Doctor Who: World War Three (2005)

Fair enough - the joke is only sprung a few more times, rationalised scientifically (it's a clue) and there's even a sense in the dialogue ('pardon the expression') that this kind of bowel material is new in the Who format (it might even delight children, who are pleasingly included in the intended audience). I'm slightly less warm about the Douglas Adams-style funny-namery of alien worlds and beings, especially when coupled with this Doctor's amazing and apparently complete knowledge of everything which still has big gaps (he works out the aliens' home by a process of elimination, determining every planet in the universe they don't come from). The villains are well-conceived: with another never-done-before bit of business in that they aren't an evil race intent on invading but an evil family doing a dirty bit of business (perhaps a bit like Adams' Vogons in practice, though different in character - nastily chirpy rather than lugubrious) by triggering nuclear holocaust and selling off the radioactive slag cheap as fuel ('there's a recession out there,' the leader says of the larger universe).

In their chubby, smug earth disguises, the Slitheen allow for a lot of topical gags about British politics and the world situation, clamouring for access to the nuclear codes from the UN by invoking a phantom threat of alien weapons in orbit that 'can be deployed in 45 seconds'; this means a near-future in which the UN has to be consulted before a nuke can be launched, which seems utopian, but also a situation where the whole world becomes an expanded Britain, needing to be duped and lied to then dragged into a pointless war.
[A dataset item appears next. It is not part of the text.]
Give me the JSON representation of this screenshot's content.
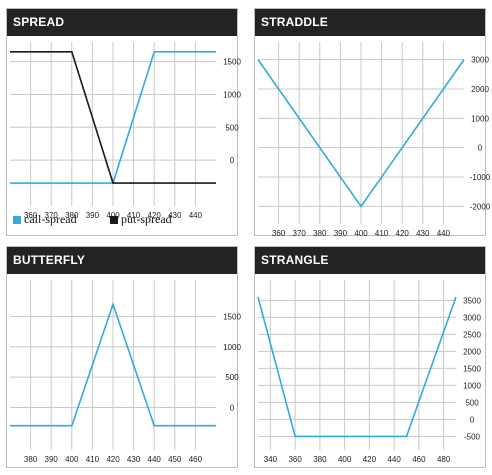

Outside the big plot, Davies is still working on the emotional arc with the Doctor and Rose, also Rose's mum and sort-of ex-boyfriend, which tends to mean intense personal scenes in the midst of huge crises that ough to blot everything out: here, Mum keeps harping on that Rose won't be 'safe' with the Doctor and he never reassures her, but it seems a non-issue in that the Doctor has saved the world (and thus Rose and everyone she knows, including her Mum) twice since they met - indicating she wasn't safe without him. What does work is the addressing of the issue of who the Doctor is and what he stands for in this oblique manner, expressed as much in his stern lecture to a kid who has graffiti-sprayed the TARDIS as much as his aiming a missile at his own location (10, Downing Street) if it can save humanity. Also unique is the argument of the backbench MP (Penelope Wilton) who comes to the fore in the crisis, that she's the only elected representative of the people around and the world-saving should be her decision; it's an expected punchline, but still moving, that the Doctor knows her destiny is to become the three-term PM who ushers in 'Britain's Golden Age' (though there's a sting to that, in that she at once replaces Tony Blair and becomes PM with the kind of promise he's squandered).

On the downside, it's still infernally busy - and the story-so-far precis doesn't quite jog the memory of the trifold cliffhanger enough; the get-out clause that saves the Doctor from the Slitheen trap (he's not human and can't be killed the way humans can) has been inherent in the premise since 1963 but still seems such a cheat that it's no surprise it hasn't been used before (indeed, it's the sort of thing that used to trigger a regeneration). Nevertheless, it's a witty idea to defuse the immediate threat before the credits, then show that the Doctor's escape has made it even harder for him to cope: with anyone who might support him officially dead (perhaps cutting more possible links with the old show), he instantly gets blamed for the massacre and is on the run because, after all, he is an alien on Earth too.